DATES November 12, 1993 through February 20, 1994
COLLECTIONS Photography
There are currently no digitized images of this exhibition. If images are needed, contact archives.research@brooklynmuseum.org.
  • November 1, 1993 Women with AIDS is the subject of a photography exhibition at The Brooklyn Museum by New York artist Ann Meredith. On view from November 12, 1993, to February 20, 1994, The Global Face of AIDS: Photographs of Women by Ann Meredith will feature twelve large-scale black-and-white photographs taken between 1988 and 1993 in the United States, Mexico, Puerto Rico, and Kenya. The images depict AIDS-infected women, their families, and their personal struggles, and are suppl[e]mented with narrative histories and personal statements of the women.

    The photographs range in subject from an image of Act Up! Women (San Francisco, 1990), which shows one of the group’s demonstrations at the San Francisco International Conference on AIDS, to portraits like Nancy and Her Mother Lillian (New York City, 1989). Wall text adjacent to the photographs detail each woman’s age, diagnosis, sexual preference, and mode of HIV transmission. Additionally there are two photographs of billboard messages, one in Kenya written in Ki-Swahilii and Luo that reads AIDS...THERE IS NO CURE (1993) and another in Louisiana that reads AIDS—JUDGEMENT HAS COME (1989).

    “My goal since 1987 has always been to focus on women—the ‘hidden population’ of the AIDS pandemic—and to show them living with the disease,” Meredith says. Each woman came forward to be photographed in order to educate and motivate the public as to the reality of the unique effects AIDS has on women. As each woman openly shared her life with Meredith, the artist took photographs and video taped oral histories, creating a way to share each woman’s voice with the public.

    In 1992 The Brooklyn Museum and Ann Meredith were invited to participate in the Lila Wallace-Reader’s Digest International Artists’ Program, which allowed the artist to live and work for three months in Kenya, East Africa, documenting the effects of the disease on AIDS-infected women of the Luo tribe. Three photographs from the fellowship are included in the exhibition. The grant also provided funds for Meredith to share her experience with the public through this exhibition at The Brooklyn Museum. Programming in conjunction with the exhibition will be announced in the fall.
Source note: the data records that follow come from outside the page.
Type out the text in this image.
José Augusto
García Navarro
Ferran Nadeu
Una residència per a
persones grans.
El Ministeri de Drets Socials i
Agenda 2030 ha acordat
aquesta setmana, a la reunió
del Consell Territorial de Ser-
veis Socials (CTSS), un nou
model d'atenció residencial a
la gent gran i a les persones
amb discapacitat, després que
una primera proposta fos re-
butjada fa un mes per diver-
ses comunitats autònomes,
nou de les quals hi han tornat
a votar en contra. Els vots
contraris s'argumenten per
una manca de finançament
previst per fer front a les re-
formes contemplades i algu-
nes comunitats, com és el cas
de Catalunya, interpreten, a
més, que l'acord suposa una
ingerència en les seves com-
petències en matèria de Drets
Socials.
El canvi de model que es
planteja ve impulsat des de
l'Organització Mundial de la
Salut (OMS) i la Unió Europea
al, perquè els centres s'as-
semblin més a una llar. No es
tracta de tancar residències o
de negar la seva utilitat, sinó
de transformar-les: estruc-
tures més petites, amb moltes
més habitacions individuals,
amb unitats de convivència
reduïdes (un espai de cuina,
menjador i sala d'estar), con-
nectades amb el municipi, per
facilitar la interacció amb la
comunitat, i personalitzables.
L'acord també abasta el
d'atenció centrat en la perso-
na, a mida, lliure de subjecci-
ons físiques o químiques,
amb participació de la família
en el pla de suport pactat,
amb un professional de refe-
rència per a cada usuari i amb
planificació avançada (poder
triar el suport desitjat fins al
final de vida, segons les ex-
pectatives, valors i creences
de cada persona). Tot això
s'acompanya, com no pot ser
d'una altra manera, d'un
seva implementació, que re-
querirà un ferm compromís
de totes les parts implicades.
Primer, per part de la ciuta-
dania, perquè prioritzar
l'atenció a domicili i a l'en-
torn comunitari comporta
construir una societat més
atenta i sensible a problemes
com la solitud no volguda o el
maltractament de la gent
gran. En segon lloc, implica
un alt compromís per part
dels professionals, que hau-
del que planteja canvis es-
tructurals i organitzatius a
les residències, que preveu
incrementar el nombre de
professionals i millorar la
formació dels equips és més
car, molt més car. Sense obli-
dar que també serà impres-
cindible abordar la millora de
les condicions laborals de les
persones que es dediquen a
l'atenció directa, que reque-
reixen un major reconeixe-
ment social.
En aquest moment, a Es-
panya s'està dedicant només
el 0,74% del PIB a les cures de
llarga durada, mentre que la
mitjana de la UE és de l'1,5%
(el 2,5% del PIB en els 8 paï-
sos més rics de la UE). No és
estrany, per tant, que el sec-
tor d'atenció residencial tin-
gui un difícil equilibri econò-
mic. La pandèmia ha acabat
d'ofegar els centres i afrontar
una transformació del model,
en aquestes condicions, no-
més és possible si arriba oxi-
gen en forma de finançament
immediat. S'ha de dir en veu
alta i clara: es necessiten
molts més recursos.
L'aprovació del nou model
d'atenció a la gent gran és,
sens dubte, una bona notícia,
    Ann Meredith, an arts activist and feminist, has chronicled “women’s culture” for more than twenty years. A native of Hot Springs, Arkansas, she received her Bachelors degree at U.C. Berkeley in the History of Art and has done post-graduate work in photo-printmaking at both California State University at Hayward and Laney College and studied education at both Hayward and the California College of Arts and Crafts. She currently lives and works in New York City and is frequently featured in solo and group exhibitions in museums, galleries, and universities across the country. Meredith has been an adjunct professor of art at Rutgers University, Franklin and Marshall College, and New York University.

    This project is supported by a grant from The Lila Wallace-Reader’s Digest International Artists’ Program, a program developed and managed by Arts International and with the support of The Lila Wallace-Reader’s Digest Fund.

    The Global Face of AIDS: Photographs of Women was organized by Deborah Schwartz, Vice Director for Education at The Brooklyn Museum, and Linda Konheim Kramer, Curator, Prints and Drawings, at the Museum.

    Brooklyn Museum Archives. Records of the Department of Public Information. Press releases, 1989 - 1994. 07-12/1993, 154-155.